Studying at Hubert Kairuki Memorial University is not an easy task at first. Adjusting to a new environment with different people from different places was a little bit challenging to me during my first year. Also the little access to textbooks in some courses made studying difficult somehow. All in all, the passion and love I had for medicine made me go on and on.
As for now I have many preferences on what to do after I graduate from medical school. Medicine has got a lot of interesting fields that make it difficult for me to decide for now, although some are in my mind like gynaecology and cardiology.
Finally, I would like to extend my eternal gratitude to the founders and organizers of “Team Tanzania Scholar Award”, keep on with the good work of supporting and encouraging upcoming medical doctors.
My name is Beata Nyangoma Mushema, a student of medicine at Hubert Kairuki Memorial University. I was born in northern Tanzania to parents who were already in the medical field as a doctor and nurse. Being born into a medical-oriented family that valued the pursuit of education, I was constantly surrounded by clinical jargon and would marvel at how my parents would discuss their day at the hospital with such passion. It was therefore a no-brainer whenever I was asked what I wanted to be when I grew up- a doctor.

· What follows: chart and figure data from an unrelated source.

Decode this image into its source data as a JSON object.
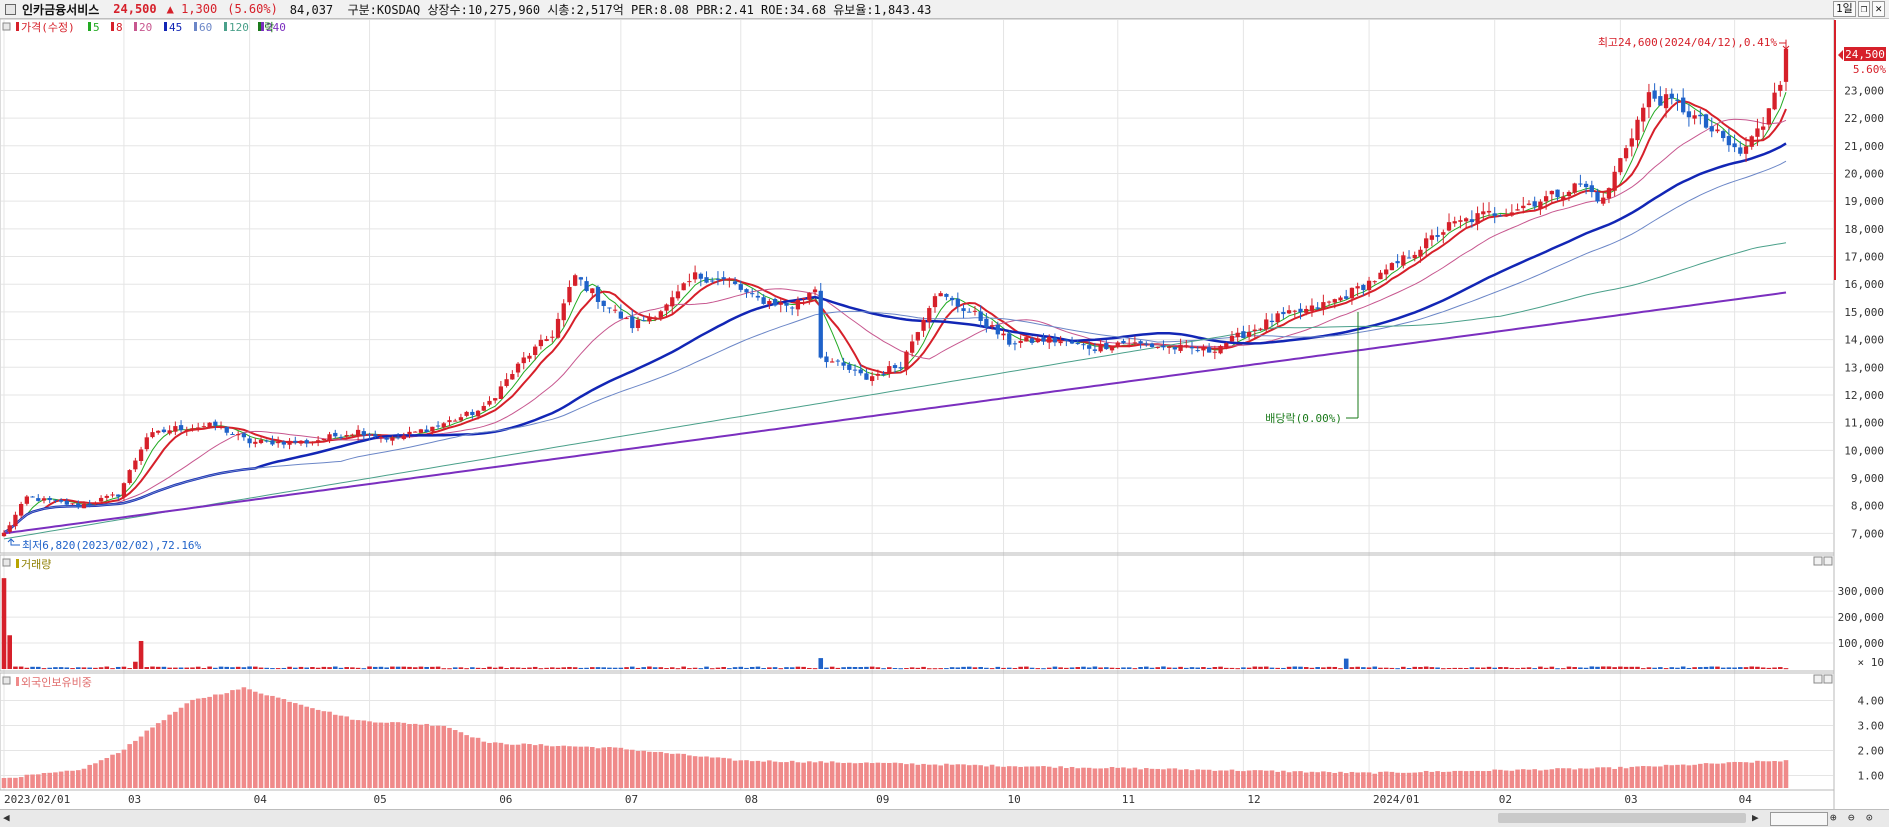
{
  "header": {
    "stock_name": "인카금융서비스",
    "price": "24,500",
    "change": "▲ 1,300",
    "change_pct": "(5.60%)",
    "info": "84,037  구분:KOSDAQ 상장수:10,275,960 시총:2,517억 PER:8.08 PBR:2.41 ROE:34.68 유보율:1,843.43",
    "period_button": "1일",
    "btn_restore": "❐",
    "btn_close": "✕"
  },
  "legend": {
    "price_label": "가격(수정)",
    "ma": [
      {
        "label": "5",
        "color": "#22aa22"
      },
      {
        "label": "8",
        "color": "#d6202a"
      },
      {
        "label": "20",
        "color": "#c7578f"
      },
      {
        "label": "45",
        "color": "#1226b5"
      },
      {
        "label": "60",
        "color": "#6b86c7"
      },
      {
        "label": "120",
        "color": "#4aa08a"
      },
      {
        "label": "240",
        "color": "#7b2fbf"
      }
    ],
    "event_label": "락",
    "volume_label": "거래량",
    "foreign_label": "외국인보유비중"
  },
  "annotations": {
    "high": "최고24,600(2024/04/12),0.41%",
    "low": "최저6,820(2023/02/02),72.16%",
    "dividend": "배당락(0.00%)",
    "last_price_badge": "24,500",
    "last_change_badge": "5.60%",
    "volume_unit": "× 10"
  },
  "colors": {
    "up": "#d6202a",
    "down": "#1f62c9",
    "foreign_bar": "#f08a8a",
    "grid": "#e5e5e5"
  },
  "chart_data": {
    "type": "candlestick",
    "x_tick_labels": [
      "2023/02/01",
      "03",
      "04",
      "05",
      "06",
      "07",
      "08",
      "09",
      "10",
      "11",
      "12",
      "2024/01",
      "02",
      "03",
      "04"
    ],
    "price_axis": {
      "ticks": [
        "7,000",
        "8,000",
        "9,000",
        "10,000",
        "11,000",
        "12,000",
        "13,000",
        "14,000",
        "15,000",
        "16,000",
        "17,000",
        "18,000",
        "19,000",
        "20,000",
        "21,000",
        "22,000",
        "23,000"
      ],
      "ylim": [
        6400,
        25400
      ]
    },
    "volume_axis": {
      "ticks": [
        "100,000",
        "200,000",
        "300,000"
      ],
      "ylim": [
        0,
        420000
      ]
    },
    "foreign_axis": {
      "ticks": [
        "1.00",
        "2.00",
        "3.00",
        "4.00"
      ],
      "ylim": [
        0.5,
        4.9
      ]
    },
    "price_anchors": [
      [
        "2023/02/01",
        7000
      ],
      [
        "2023/02/07",
        8300
      ],
      [
        "2023/02/20",
        8000
      ],
      [
        "2023/03/01",
        8400
      ],
      [
        "2023/03/08",
        10500
      ],
      [
        "2023/03/15",
        10800
      ],
      [
        "2023/03/24",
        10900
      ],
      [
        "2023/04/03",
        10300
      ],
      [
        "2023/04/17",
        10300
      ],
      [
        "2023/04/28",
        10700
      ],
      [
        "2023/05/08",
        10400
      ],
      [
        "2023/05/18",
        10900
      ],
      [
        "2023/05/30",
        11500
      ],
      [
        "2023/06/08",
        13300
      ],
      [
        "2023/06/15",
        14200
      ],
      [
        "2023/06/21",
        16300
      ],
      [
        "2023/06/28",
        15300
      ],
      [
        "2023/07/05",
        14500
      ],
      [
        "2023/07/13",
        15200
      ],
      [
        "2023/07/20",
        16300
      ],
      [
        "2023/07/28",
        16100
      ],
      [
        "2023/08/03",
        15500
      ],
      [
        "2023/08/14",
        15200
      ],
      [
        "2023/08/18",
        15900
      ],
      [
        "2023/08/21",
        13400
      ],
      [
        "2023/08/31",
        12600
      ],
      [
        "2023/09/10",
        13100
      ],
      [
        "2023/09/18",
        15700
      ],
      [
        "2023/09/27",
        14900
      ],
      [
        "2023/10/05",
        13900
      ],
      [
        "2023/10/16",
        14000
      ],
      [
        "2023/10/26",
        13700
      ],
      [
        "2023/11/01",
        13900
      ],
      [
        "2023/11/15",
        13700
      ],
      [
        "2023/11/23",
        13600
      ],
      [
        "2023/12/01",
        14200
      ],
      [
        "2023/12/11",
        14800
      ],
      [
        "2023/12/19",
        15100
      ],
      [
        "2023/12/26",
        15500
      ],
      [
        "2024/01/04",
        16300
      ],
      [
        "2024/01/12",
        17200
      ],
      [
        "2024/01/22",
        18100
      ],
      [
        "2024/01/30",
        18500
      ],
      [
        "2024/02/06",
        18700
      ],
      [
        "2024/02/15",
        19200
      ],
      [
        "2024/02/22",
        19600
      ],
      [
        "2024/02/28",
        19000
      ],
      [
        "2024/03/05",
        21000
      ],
      [
        "2024/03/11",
        22800
      ],
      [
        "2024/03/18",
        22500
      ],
      [
        "2024/03/25",
        21700
      ],
      [
        "2024/04/02",
        20700
      ],
      [
        "2024/04/08",
        21800
      ],
      [
        "2024/04/12",
        24500
      ]
    ],
    "volume_spikes": [
      [
        "2023/02/01",
        350000
      ],
      [
        "2023/02/02",
        130000
      ],
      [
        "2023/03/06",
        28000
      ],
      [
        "2023/03/07",
        108000
      ],
      [
        "2023/08/21",
        42000
      ],
      [
        "2023/12/27",
        40000
      ]
    ],
    "foreign_anchors": [
      [
        "2023/02/01",
        0.9
      ],
      [
        "2023/02/20",
        1.2
      ],
      [
        "2023/03/01",
        1.9
      ],
      [
        "2023/03/10",
        3.1
      ],
      [
        "2023/03/20",
        4.0
      ],
      [
        "2023/03/31",
        4.5
      ],
      [
        "2023/04/30",
        3.2
      ],
      [
        "2023/05/20",
        3.0
      ],
      [
        "2023/05/31",
        2.3
      ],
      [
        "2023/06/30",
        2.1
      ],
      [
        "2023/08/01",
        1.6
      ],
      [
        "2023/09/01",
        1.5
      ],
      [
        "2023/10/01",
        1.4
      ],
      [
        "2023/12/01",
        1.2
      ],
      [
        "2024/01/01",
        1.1
      ],
      [
        "2024/03/01",
        1.3
      ],
      [
        "2024/04/12",
        1.6
      ]
    ]
  }
}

I have long been fascinated with how the human body works, its intricacies and how every part from the brain to the smallest cell work in unison to bring a person’s action, thoughts and emotions to light.
After completing my primary and secondary education in Botswana, I set off to pursue a career in medicine and joined Hubert Kairuki Memorial University in 2011 as a first year medical student.
When I learnt that I was a recipient of the “Team Tanzania Scholar Award” for my final year of studies, I was overjoyed as it was a much needed verification of the path I had chosen to pursue and I was motivated to keep striving for bigger and better things and hopefully leave a mark on this world for the betterment of people.
To improve the selection and presentation of the “Team Tanzania Scholar Awards” I would recommend the following:
- Utilizing online media to promote the “Team Tanzania Scholar Award” brand not only to medical students but branching out to secondary school students to motivate them to pursue careers in health and sciences.
- Forming “Team Tanzania Scholar Award” ambassadors comprising of former recipients of the award to go into communities and inspire the youth (especially young girls) to persevere and always strive for better education.
While studying at Hubert Kairuki Memorial University was a richly rewarding experience, there was one particular challenge:
- Lack of sufficient student exchange programs with universities in other countries that would have exposed students like me to the field and practice of medicine beyond our country and spark innovative ideas that would be used to better improve the state of our healthcare system.
Since graduating last year, I have been undergoing my internship training at Muhimbili National Hospital; I co-founded a non-profit organization called Doctors’ Foundation for New Life that focuses on improving adolescent, maternal and child health in the country; I also became an American Heart Association certified life support instructor, providing BLS courses among others, to health professionals and medical student to help strengthen the field of emergency medicine in Tanzania; I will also be pursuing a Masters course in program management, monitoring and evaluation in health at Muhimbili University of Health and Allied Sciences.
I would like to extend my deepest gratitude to every individual who donated to “Maendeleo” and made “Team Tanzania Scholar Award” a possibility. The award has and will go on to help many medical students pursue their dreams and will continue to serve as a source of inspiration to anyone already in medicine for many years or at the infancy stages. By giving back, you have created a ripple effect that will impact the lives of many more and leave a legacy for generations to come. Asante!